ガッコ ノ センセ ノ オトモダチ vol.1380

はしご酒(Aくんのアトリエ) その八百と十一

「ナゼ アヤマレナイ ナゼ ヤメロトイエナイ」

 誤報

 訂正。

 謝罪。

 自慢するわけではないが、そういう私も、幼少の頃、いや、もう少し高学年になっても、とにかく謝るのがイヤだった。

 まず、己の非を認めて謝る。で、なければ、未来に向けての一歩を踏み出すことができない、と、わかっているのに、謝れない。母親にも何度も叱られた。というか、呆れ果てられた。そのことを、今でもリアルに覚えている。
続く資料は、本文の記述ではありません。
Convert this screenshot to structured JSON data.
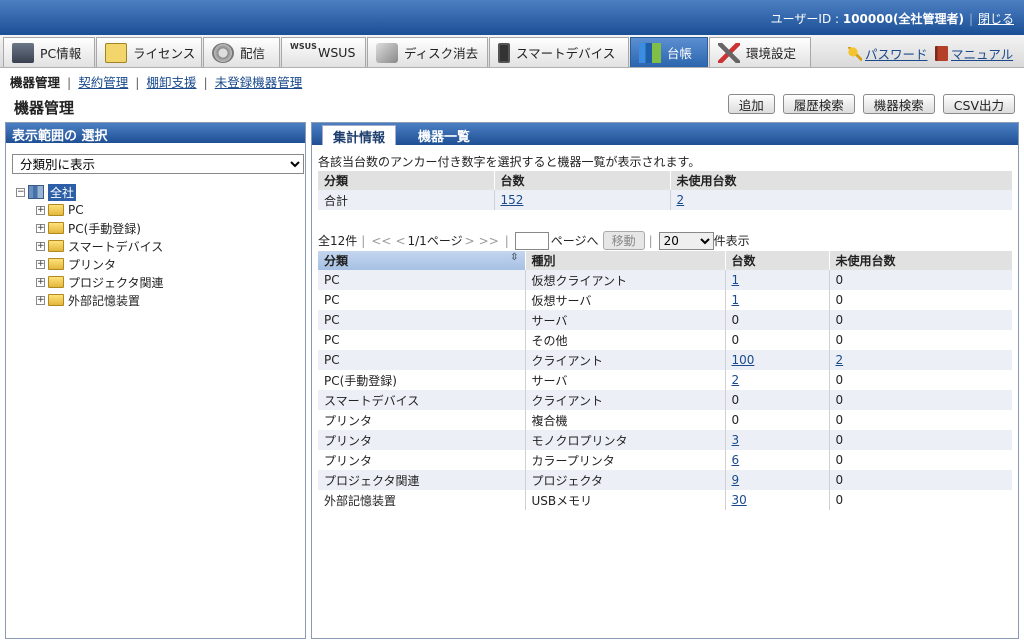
{
  "header": {
    "user_label": "ユーザーID : ",
    "user_id": "100000(全社管理者)",
    "close": "閉じる"
  },
  "tabs": [
    {
      "label": "PC情報",
      "icon": "pc-icon"
    },
    {
      "label": "ライセンス",
      "icon": "license-icon"
    },
    {
      "label": "配信",
      "icon": "distribution-icon"
    },
    {
      "label": "WSUS",
      "icon": "wsus-icon"
    },
    {
      "label": "ディスク消去",
      "icon": "disk-erase-icon"
    },
    {
      "label": "スマートデバイス",
      "icon": "smart-device-icon"
    },
    {
      "label": "台帳",
      "icon": "ledger-icon",
      "active": true
    },
    {
      "label": "環境設定",
      "icon": "settings-icon"
    }
  ],
  "top_links": {
    "password": "パスワード",
    "manual": "マニュアル"
  },
  "subnav": {
    "current": "機器管理",
    "items": [
      "契約管理",
      "棚卸支援",
      "未登録機器管理"
    ]
  },
  "page_title": "機器管理",
  "actions": {
    "add": "追加",
    "history": "履歴検索",
    "device_search": "機器検索",
    "csv": "CSV出力"
  },
  "left_panel": {
    "title": "表示範囲の 選択",
    "view_select": "分類別に表示",
    "tree": {
      "root": "全社",
      "children": [
        "PC",
        "PC(手動登録)",
        "スマートデバイス",
        "プリンタ",
        "プロジェクタ関連",
        "外部記憶装置"
      ]
    }
  },
  "right_panel": {
    "tabs": {
      "summary": "集計情報",
      "list": "機器一覧"
    },
    "description": "各該当台数のアンカー付き数字を選択すると機器一覧が表示されます。",
    "summary_table": {
      "headers": [
        "分類",
        "台数",
        "未使用台数"
      ],
      "row": [
        "合計",
        "152",
        "2"
      ]
    },
    "pager": {
      "total": "全12件",
      "page_info": "1/1ページ",
      "goto_label": "ページへ",
      "move_button": "移動",
      "per_page": "20",
      "per_page_suffix": "件表示"
    },
    "detail_table": {
      "headers": [
        "分類",
        "種別",
        "台数",
        "未使用台数"
      ],
      "rows": [
        [
          "PC",
          "仮想クライアント",
          "1",
          "0"
        ],
        [
          "PC",
          "仮想サーバ",
          "1",
          "0"
        ],
        [
          "PC",
          "サーバ",
          "0",
          "0"
        ],
        [
          "PC",
          "その他",
          "0",
          "0"
        ],
        [
          "PC",
          "クライアント",
          "100",
          "2"
        ],
        [
          "PC(手動登録)",
          "サーバ",
          "2",
          "0"
        ],
        [
          "スマートデバイス",
          "クライアント",
          "0",
          "0"
        ],
        [
          "プリンタ",
          "複合機",
          "0",
          "0"
        ],
        [
          "プリンタ",
          "モノクロプリンタ",
          "3",
          "0"
        ],
        [
          "プリンタ",
          "カラープリンタ",
          "6",
          "0"
        ],
        [
          "プロジェクタ関連",
          "プロジェクタ",
          "9",
          "0"
        ],
        [
          "外部記憶装置",
          "USBメモリ",
          "30",
          "0"
        ]
      ]
    }
  }
}
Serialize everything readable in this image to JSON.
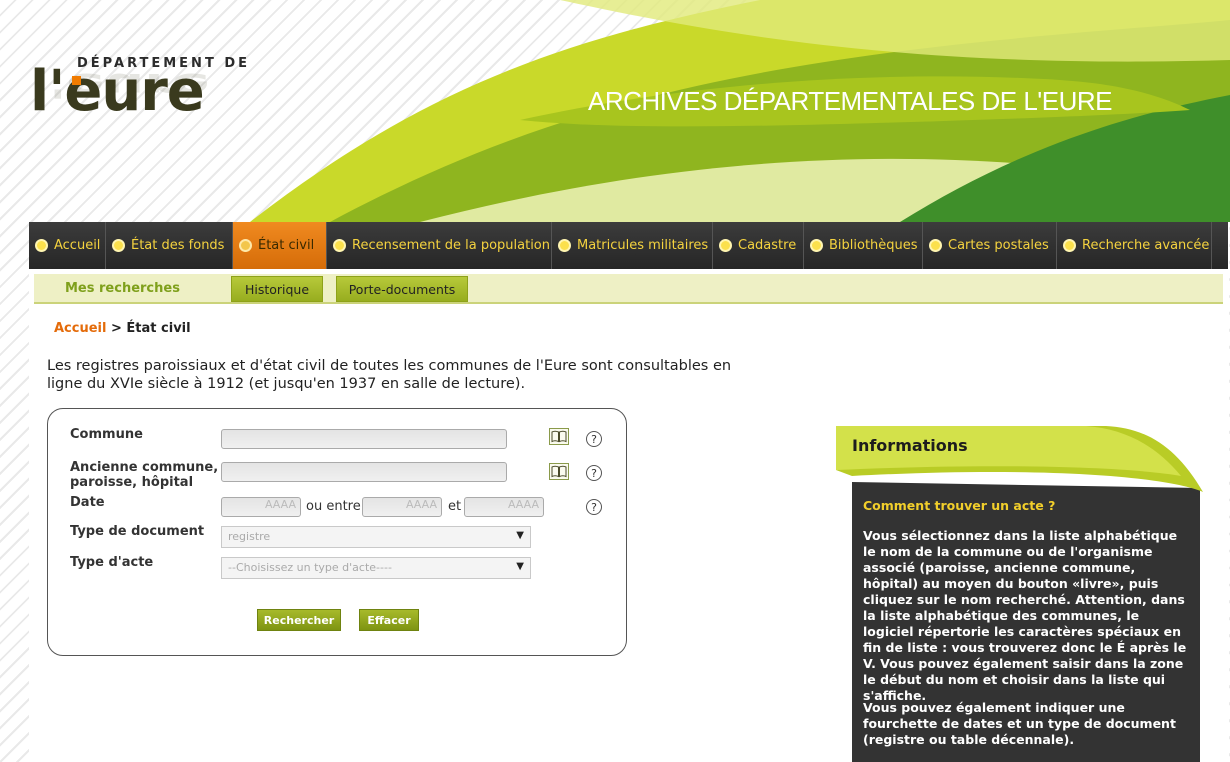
{
  "header": {
    "logo_top": "DÉPARTEMENT DE",
    "logo_main": "l'eure",
    "site_title": "ARCHIVES DÉPARTEMENTALES DE L'EURE"
  },
  "nav": {
    "items": [
      {
        "label": "Accueil",
        "active": false
      },
      {
        "label": "État des fonds",
        "active": false
      },
      {
        "label": "État civil",
        "active": true
      },
      {
        "label": "Recensement de la population",
        "active": false
      },
      {
        "label": "Matricules militaires",
        "active": false
      },
      {
        "label": "Cadastre",
        "active": false
      },
      {
        "label": "Bibliothèques",
        "active": false
      },
      {
        "label": "Cartes postales",
        "active": false
      },
      {
        "label": "Recherche avancée",
        "active": false
      }
    ]
  },
  "subnav": {
    "title": "Mes recherches",
    "historique": "Historique",
    "porte_documents": "Porte-documents"
  },
  "breadcrumb": {
    "home": "Accueil",
    "separator": " > ",
    "current": "État civil"
  },
  "intro": "Les registres paroissiaux et d'état civil de toutes les communes de l'Eure sont consultables en ligne du XVIe siècle à 1912 (et jusqu'en 1937 en salle de lecture).",
  "form": {
    "commune_label": "Commune",
    "ancienne_label": "Ancienne commune, paroisse, hôpital",
    "date_label": "Date",
    "date_from_placeholder": "AAAA",
    "ou_entre": "ou entre",
    "date_start_placeholder": "AAAA",
    "et": "et",
    "date_end_placeholder": "AAAA",
    "type_document_label": "Type de document",
    "type_document_value": "registre",
    "type_acte_label": "Type d'acte",
    "type_acte_value": "--Choisissez un type d'acte----",
    "help": "?",
    "search_button": "Rechercher",
    "clear_button": "Effacer"
  },
  "info": {
    "title": "Informations",
    "subtitle": "Comment trouver un acte ?",
    "paragraph1": "Vous sélectionnez dans la liste alphabétique le nom de la commune ou de l'organisme associé (paroisse, ancienne commune, hôpital) au moyen du bouton «livre», puis cliquez sur le nom recherché. Attention, dans la liste alphabétique des communes, le logiciel répertorie les caractères spéciaux en fin de liste : vous trouverez donc le É après le V. Vous pouvez également saisir dans la zone le début du nom et choisir dans la liste qui s'affiche.",
    "paragraph2": "Vous pouvez également indiquer une fourchette de dates et un type de document (registre ou table décennale)."
  },
  "colors": {
    "nav_text": "#f5d33f",
    "active_tab": "#e07a12",
    "breadcrumb_link": "#e46b0a",
    "accent_green": "#b9cc26",
    "info_bg": "#333333",
    "info_subtitle": "#f2cf2b"
  }
}
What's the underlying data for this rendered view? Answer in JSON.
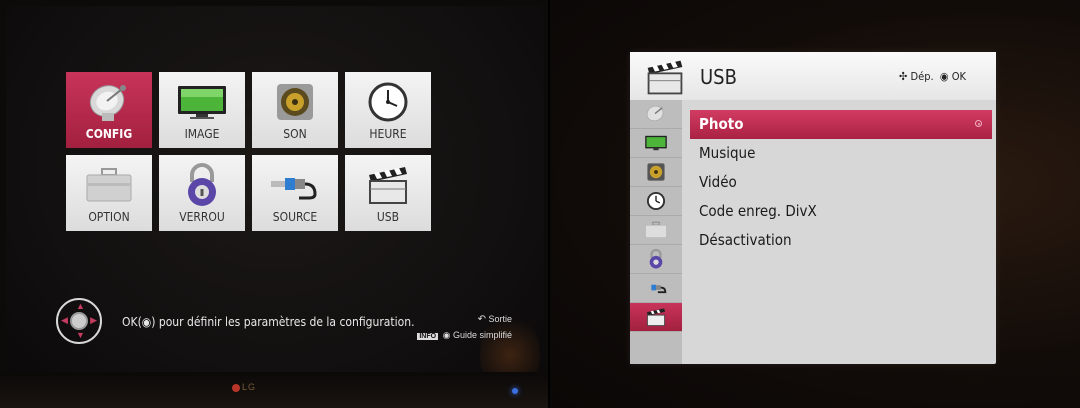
{
  "left_screen": {
    "tiles": [
      {
        "label": "CONFIG",
        "icon": "satellite-dish-icon",
        "active": true
      },
      {
        "label": "IMAGE",
        "icon": "tv-screen-icon",
        "active": false
      },
      {
        "label": "SON",
        "icon": "speaker-icon",
        "active": false
      },
      {
        "label": "HEURE",
        "icon": "clock-icon",
        "active": false
      },
      {
        "label": "OPTION",
        "icon": "toolbox-icon",
        "active": false
      },
      {
        "label": "VERROU",
        "icon": "padlock-icon",
        "active": false
      },
      {
        "label": "SOURCE",
        "icon": "cable-connector-icon",
        "active": false
      },
      {
        "label": "USB",
        "icon": "clapperboard-icon",
        "active": false
      }
    ],
    "help_text": "OK(◉) pour définir les paramètres de la configuration.",
    "exit_label": "Sortie",
    "info_key": "INFO",
    "guide_label": "Guide simplifié",
    "brand": "LG",
    "colors": {
      "accent": "#b42a4c",
      "tile": "#e8e8e8"
    }
  },
  "right_screen": {
    "header": {
      "title": "USB",
      "icon": "clapperboard-icon",
      "nav_hint": "Dép.",
      "ok_hint": "OK"
    },
    "side_icons": [
      "satellite-dish-icon",
      "tv-screen-icon",
      "speaker-icon",
      "clock-icon",
      "toolbox-icon",
      "padlock-icon",
      "cable-connector-icon",
      "clapperboard-icon"
    ],
    "active_side_index": 7,
    "menu": [
      {
        "label": "Photo",
        "selected": true
      },
      {
        "label": "Musique",
        "selected": false
      },
      {
        "label": "Vidéo",
        "selected": false
      },
      {
        "label": "Code enreg. DivX",
        "selected": false
      },
      {
        "label": "Désactivation",
        "selected": false
      }
    ],
    "colors": {
      "accent": "#c8345a",
      "panel": "#d7d7d7"
    }
  }
}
 「ナゼ、人は、己に非があるとわかっていても謝りたくないのでしょう」

 「己に非があると?」

 「謝らなければ次の一歩が踏み出せないのに、ナゼか、そう簡単には謝れない」

 「己に非があると、なんて、本気で思っているのかね~」

 えっ。

 「己に非があるとなんて思ってないということですか」

 「己に非があるとわかっていても謝れない時は、そりゃ、謝るわけにはいかない事情がイロイロとあるんだろうよ。しかし、おそらく、ほとんどの場合、己に非があるなんて思ってねえんじゃねえか、ってな」

 ん~、己に非があると思ってない、か~。

 私も、そうだったのかもしれないな。

 だから、どんなに指摘されても、追求されても、ナニを仰(オッシャ)っておられるのか、サッパリ。それゆえ、理解も納得も、もちろん謝罪も、できない、か。

 「つまり、ドチラにせよ謝らない、謝れない、と」

 「そう、そういうことだ。とくに政治家。己に非があるとかないなんて全く関係なく、見事なまでに、ナニがナンでも謝らないよな~」

 そう、謝らない。

 見事なまでに、ナニがナンでも謝らない。

 「もちろん、皆が皆というわけではない。己に厳しい政治家も数多くいる。だけど、謝らないヤツに限って、ヤタラと目立つわけよ」

 そう、目立つ。

 ヤタラと、目立つ。

 ん、ん?

 先ほどの、謝るわけにはいかないイロイロな事情、が、ナゼか、妙に、引っ掛かってしまう。

 謝るわけにはいかない、そのイロイロな事情、の、その時って、いったい。

 「先ほどの、謝るわけにはいかない時って、どんな時ですか」

 「第三者

 「えっ」

 「たとえば、ソコに、第三者が介入している時」

 第三者の、介入?

 「第三者を。つまり、お仲間を、グルを。裏切るわけにはいかねえからな」

 裏切る?

 己の非を認めて謝ることが、裏切る、ことに、なるとは。

 「そんなお仲間なら、グルなら、サッサと裏切っちまいなよ、って。でなきゃ、アンタも同じ穴のムジナ扱いされっちまうぜ、って。僕なんかは思うんだが、悲しいかな、この世の中、そうは問屋が卸さないコトだらけだからな」

 ホントだ。

 悲しいぐらい、そうは問屋が卸さないコトだらけだ。

 ん、んあ、あっ。

 そ、そうか~。

 だから、謝るわけにはいかない。

 だから、「やめろ」と言うわけにもいかない。か。

 なるほど、そういうことか。

 Aくんが言うように、その理由が、ソコに第三者の介入があるからなら、まず、真っ当な行政運営なんてできないだろうな。

 そう、できない。できるわけがない。